Here's what's driving the 2023 stock market rally

Data: CME Group; Chart: Axios Visuals
Data: CME Group; Chart: Axios Visuals

Markets have turned downright frisky, as the fear of endless Federal Reserve rate hikes fades.

Driving the news: The S&P 500 posted its third-straight gain of more than 1% on Thursday. The Nasdaq continued its recent romp too, rising 3.3%.

  • So far in 2023, the Nasdaq — which is especially sensitive to falling interest rate expectations — is up a rip-roaring 16.6%.

Zoom in: Facebook’s parent company, Meta, was a massive winner Thursday.

  • Its shares jumped 24.4% after news that it was about to get a favorable ruling in an antitrust suit filed against it by FTC, and its own announcement of better-than-expected earnings and a plan to dump $40 billion into repurchasing stock.
  • Other tech giants surged as well.

Between the lines: As is often the case, the real driver of the stock market is actually the bond market.

  • The Fed’s skimpy quarter-point rate increase on Wednesday, and chair Jerome Powell’s clear acknowledgment of the inflation slowdown, have investors betting that few — if any — hikes for the Fed funds rate are still to come from the central bank.
  • We know this from looking at data from the market for Fed funds futures, where investors speculate and hedge positions using futures contracts on the short-term rate that the Fed raises (or lowers) to slow (or stoke) the economy.

State of play: Data provided by the CME Group, where Fed funds futures trade, show the market-implied odds of the Fed funds rate hitting 5% at the central bank’s May meeting have fallen rapidly in recent months.

  • Context: This is despite official statements by the Fed that it expects to get to 5% this year (the target range is now 4.5%-4.75%).
  • Back in November, before the Consumer Price Index started to show that inflation was slowing sharply, the odds were upward of 70%.

  • Now, the futures market puts odds of the Fed raising the rate to 5% — that would likely be a quarter-point increase at the next two meetings — at basically one in three.

The big picture: Decent Q4 earnings reports, coupled with easier-than-previously-thought Fed policy and better-than-expected gross domestic product numbers, have given the markets a heckuva lift to start the year.

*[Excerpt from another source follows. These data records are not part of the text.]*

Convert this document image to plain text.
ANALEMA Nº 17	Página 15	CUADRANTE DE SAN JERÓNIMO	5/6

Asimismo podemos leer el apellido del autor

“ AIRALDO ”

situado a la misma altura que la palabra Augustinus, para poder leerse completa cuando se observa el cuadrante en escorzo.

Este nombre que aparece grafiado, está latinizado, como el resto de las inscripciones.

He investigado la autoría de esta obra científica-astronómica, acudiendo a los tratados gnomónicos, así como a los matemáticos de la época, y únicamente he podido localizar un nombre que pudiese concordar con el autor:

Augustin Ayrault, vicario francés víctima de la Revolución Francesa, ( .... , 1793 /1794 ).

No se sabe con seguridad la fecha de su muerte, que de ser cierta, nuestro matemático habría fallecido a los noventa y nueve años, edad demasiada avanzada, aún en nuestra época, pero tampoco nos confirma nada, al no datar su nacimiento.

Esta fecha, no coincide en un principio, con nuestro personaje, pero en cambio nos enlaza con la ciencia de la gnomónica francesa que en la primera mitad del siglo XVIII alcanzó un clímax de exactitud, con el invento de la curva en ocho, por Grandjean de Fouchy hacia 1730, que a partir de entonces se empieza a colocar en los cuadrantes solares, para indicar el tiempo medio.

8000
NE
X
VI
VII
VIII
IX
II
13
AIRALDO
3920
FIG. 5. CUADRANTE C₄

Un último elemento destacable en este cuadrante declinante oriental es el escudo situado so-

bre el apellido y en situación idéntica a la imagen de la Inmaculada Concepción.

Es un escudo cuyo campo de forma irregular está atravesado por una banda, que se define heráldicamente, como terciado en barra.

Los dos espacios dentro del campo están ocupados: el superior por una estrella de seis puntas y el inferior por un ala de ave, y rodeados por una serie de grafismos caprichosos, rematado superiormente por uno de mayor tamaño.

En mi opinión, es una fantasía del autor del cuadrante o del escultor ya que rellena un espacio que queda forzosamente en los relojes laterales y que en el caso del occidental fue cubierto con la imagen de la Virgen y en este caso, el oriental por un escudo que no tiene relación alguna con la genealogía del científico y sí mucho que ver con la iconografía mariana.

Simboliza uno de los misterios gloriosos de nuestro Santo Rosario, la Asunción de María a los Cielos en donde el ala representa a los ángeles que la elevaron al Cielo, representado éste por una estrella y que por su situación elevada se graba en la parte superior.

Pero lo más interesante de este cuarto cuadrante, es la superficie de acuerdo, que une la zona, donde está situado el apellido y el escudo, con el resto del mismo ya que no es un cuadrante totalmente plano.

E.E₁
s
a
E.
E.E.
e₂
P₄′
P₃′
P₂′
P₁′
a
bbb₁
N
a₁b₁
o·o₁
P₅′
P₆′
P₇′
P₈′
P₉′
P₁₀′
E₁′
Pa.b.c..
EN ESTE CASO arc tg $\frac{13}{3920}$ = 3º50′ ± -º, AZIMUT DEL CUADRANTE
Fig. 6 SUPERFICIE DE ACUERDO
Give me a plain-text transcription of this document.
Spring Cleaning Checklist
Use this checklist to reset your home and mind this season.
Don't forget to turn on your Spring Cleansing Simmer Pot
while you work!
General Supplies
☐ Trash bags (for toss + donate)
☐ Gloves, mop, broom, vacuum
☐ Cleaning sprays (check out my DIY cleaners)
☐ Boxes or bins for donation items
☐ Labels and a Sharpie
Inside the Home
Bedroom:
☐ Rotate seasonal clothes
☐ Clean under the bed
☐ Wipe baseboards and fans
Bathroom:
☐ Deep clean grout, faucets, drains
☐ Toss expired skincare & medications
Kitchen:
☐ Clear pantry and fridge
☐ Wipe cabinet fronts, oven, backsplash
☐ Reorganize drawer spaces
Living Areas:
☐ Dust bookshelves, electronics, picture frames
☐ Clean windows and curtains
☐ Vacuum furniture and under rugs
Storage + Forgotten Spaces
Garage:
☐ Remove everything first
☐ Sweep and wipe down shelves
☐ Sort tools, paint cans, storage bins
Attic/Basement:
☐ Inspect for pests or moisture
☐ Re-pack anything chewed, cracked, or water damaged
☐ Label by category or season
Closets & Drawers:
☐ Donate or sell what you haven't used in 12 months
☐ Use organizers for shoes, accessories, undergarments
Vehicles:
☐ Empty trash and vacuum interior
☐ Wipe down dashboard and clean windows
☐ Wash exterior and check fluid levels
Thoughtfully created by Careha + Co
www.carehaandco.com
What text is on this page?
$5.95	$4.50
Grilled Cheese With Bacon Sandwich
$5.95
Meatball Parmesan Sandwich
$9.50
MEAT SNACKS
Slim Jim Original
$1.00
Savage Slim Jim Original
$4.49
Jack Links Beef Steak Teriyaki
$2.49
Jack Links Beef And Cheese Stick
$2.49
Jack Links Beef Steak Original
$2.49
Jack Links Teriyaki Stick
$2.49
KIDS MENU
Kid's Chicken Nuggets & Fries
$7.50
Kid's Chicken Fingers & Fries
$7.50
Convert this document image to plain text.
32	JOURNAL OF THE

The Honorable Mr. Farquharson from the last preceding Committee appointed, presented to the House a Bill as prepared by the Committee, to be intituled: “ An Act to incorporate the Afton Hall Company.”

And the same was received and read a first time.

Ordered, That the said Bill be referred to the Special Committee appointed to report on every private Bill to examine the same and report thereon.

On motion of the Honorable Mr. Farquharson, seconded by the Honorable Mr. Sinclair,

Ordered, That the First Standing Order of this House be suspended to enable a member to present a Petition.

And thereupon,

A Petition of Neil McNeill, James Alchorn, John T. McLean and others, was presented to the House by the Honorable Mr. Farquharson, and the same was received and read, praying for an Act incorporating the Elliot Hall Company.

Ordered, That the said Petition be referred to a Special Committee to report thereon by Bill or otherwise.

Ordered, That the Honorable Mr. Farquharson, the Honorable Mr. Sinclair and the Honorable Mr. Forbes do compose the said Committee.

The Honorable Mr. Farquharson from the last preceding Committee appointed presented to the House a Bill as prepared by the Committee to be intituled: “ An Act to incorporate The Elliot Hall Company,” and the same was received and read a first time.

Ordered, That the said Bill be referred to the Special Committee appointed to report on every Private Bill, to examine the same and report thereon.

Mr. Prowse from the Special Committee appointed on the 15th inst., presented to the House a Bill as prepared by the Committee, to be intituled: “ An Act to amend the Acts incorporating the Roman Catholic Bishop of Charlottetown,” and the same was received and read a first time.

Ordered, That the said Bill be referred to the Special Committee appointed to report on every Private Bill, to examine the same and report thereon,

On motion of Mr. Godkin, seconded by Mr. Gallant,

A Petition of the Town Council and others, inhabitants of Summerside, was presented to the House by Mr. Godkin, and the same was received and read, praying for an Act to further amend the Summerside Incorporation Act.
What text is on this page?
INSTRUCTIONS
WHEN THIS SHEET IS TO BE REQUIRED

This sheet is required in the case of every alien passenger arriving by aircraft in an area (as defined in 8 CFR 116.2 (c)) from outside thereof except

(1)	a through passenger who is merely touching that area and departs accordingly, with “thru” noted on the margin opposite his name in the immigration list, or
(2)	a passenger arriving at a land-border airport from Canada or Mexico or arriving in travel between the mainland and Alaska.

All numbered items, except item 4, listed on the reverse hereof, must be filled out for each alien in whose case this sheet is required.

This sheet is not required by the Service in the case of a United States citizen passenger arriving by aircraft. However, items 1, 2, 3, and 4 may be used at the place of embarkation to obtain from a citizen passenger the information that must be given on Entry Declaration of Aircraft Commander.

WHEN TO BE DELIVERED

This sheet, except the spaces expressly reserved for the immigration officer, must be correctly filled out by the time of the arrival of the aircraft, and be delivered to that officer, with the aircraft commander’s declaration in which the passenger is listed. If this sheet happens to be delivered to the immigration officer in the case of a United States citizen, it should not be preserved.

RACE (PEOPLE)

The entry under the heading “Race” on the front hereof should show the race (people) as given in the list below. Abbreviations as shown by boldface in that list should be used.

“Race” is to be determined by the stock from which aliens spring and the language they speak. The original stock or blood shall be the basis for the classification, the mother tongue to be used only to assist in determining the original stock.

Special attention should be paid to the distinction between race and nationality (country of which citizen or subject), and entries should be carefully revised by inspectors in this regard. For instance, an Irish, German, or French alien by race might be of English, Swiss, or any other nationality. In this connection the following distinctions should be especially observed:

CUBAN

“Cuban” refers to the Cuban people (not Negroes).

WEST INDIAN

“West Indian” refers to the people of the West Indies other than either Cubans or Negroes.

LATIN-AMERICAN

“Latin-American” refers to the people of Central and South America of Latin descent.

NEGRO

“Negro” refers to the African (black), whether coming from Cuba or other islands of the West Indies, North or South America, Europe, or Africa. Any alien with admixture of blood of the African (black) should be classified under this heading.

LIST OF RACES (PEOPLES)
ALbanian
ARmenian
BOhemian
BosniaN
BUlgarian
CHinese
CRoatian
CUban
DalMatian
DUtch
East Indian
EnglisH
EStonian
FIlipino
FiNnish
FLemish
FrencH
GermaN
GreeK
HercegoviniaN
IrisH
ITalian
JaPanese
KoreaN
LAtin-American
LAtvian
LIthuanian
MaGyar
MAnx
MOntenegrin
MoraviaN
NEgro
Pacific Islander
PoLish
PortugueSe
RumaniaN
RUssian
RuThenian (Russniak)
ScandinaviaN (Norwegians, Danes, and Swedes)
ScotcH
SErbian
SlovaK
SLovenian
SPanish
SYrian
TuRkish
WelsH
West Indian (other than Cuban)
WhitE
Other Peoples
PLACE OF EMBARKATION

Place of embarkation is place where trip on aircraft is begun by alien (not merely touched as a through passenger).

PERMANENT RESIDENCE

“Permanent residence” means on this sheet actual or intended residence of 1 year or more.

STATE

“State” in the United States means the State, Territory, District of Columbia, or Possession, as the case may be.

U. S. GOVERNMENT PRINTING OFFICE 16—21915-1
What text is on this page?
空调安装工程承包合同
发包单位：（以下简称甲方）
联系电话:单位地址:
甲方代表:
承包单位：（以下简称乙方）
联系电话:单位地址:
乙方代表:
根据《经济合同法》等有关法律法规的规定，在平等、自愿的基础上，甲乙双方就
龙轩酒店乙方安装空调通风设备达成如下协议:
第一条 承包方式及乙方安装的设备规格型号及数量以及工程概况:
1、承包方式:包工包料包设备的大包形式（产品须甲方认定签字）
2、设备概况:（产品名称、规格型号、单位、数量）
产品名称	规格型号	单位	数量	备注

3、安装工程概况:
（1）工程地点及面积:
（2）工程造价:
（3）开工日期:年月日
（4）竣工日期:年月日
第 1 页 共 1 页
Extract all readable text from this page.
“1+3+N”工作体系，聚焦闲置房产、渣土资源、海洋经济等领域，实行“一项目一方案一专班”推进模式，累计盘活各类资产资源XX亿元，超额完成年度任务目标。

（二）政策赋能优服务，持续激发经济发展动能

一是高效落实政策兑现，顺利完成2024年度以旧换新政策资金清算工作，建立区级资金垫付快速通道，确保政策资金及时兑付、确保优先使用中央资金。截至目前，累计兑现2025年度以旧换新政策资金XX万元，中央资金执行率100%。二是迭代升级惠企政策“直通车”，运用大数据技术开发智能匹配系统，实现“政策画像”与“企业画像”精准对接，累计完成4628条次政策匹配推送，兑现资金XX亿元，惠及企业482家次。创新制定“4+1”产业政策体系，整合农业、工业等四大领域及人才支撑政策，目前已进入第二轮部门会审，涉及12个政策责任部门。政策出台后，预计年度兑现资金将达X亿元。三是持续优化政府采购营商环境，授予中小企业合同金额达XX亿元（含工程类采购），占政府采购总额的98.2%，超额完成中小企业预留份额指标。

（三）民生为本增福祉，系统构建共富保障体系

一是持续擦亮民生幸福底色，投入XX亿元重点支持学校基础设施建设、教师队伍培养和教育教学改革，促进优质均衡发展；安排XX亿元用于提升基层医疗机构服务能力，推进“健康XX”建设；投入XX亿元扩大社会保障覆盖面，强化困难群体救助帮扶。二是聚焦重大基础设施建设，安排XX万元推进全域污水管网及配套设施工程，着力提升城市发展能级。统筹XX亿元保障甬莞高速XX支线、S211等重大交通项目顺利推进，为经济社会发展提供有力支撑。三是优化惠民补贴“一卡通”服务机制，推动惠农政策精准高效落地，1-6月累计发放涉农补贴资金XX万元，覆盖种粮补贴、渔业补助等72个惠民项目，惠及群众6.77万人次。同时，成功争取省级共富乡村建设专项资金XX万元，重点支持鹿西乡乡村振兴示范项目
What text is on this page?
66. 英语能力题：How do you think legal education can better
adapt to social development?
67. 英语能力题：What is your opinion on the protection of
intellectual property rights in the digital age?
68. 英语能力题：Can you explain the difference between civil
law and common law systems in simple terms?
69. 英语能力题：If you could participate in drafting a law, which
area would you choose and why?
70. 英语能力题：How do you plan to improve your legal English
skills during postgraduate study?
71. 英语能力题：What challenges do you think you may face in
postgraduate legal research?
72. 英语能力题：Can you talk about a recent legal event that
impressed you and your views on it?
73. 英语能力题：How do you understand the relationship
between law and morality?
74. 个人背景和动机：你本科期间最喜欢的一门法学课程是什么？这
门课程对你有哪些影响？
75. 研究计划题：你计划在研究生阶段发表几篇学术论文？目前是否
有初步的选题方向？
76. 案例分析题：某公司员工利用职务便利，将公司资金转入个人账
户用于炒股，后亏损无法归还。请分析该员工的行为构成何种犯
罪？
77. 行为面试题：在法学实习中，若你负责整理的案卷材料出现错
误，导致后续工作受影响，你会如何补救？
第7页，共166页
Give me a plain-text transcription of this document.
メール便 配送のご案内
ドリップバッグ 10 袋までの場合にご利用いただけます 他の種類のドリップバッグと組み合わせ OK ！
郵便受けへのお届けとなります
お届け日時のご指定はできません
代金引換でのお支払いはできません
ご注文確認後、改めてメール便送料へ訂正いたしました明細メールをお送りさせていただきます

The other side: Not everybody believes this rally is for real. Mike Wilson, an equity strategist at Morgan Stanley, says the upsurge is another head fake and investors are mired in a bear market.

  • “What’s happening now is just another bear market trap, in our view, as investors have been forced once again to abandon their fundamental discipline in fear of falling behind or missing out,” Wilson wrote earlier this week.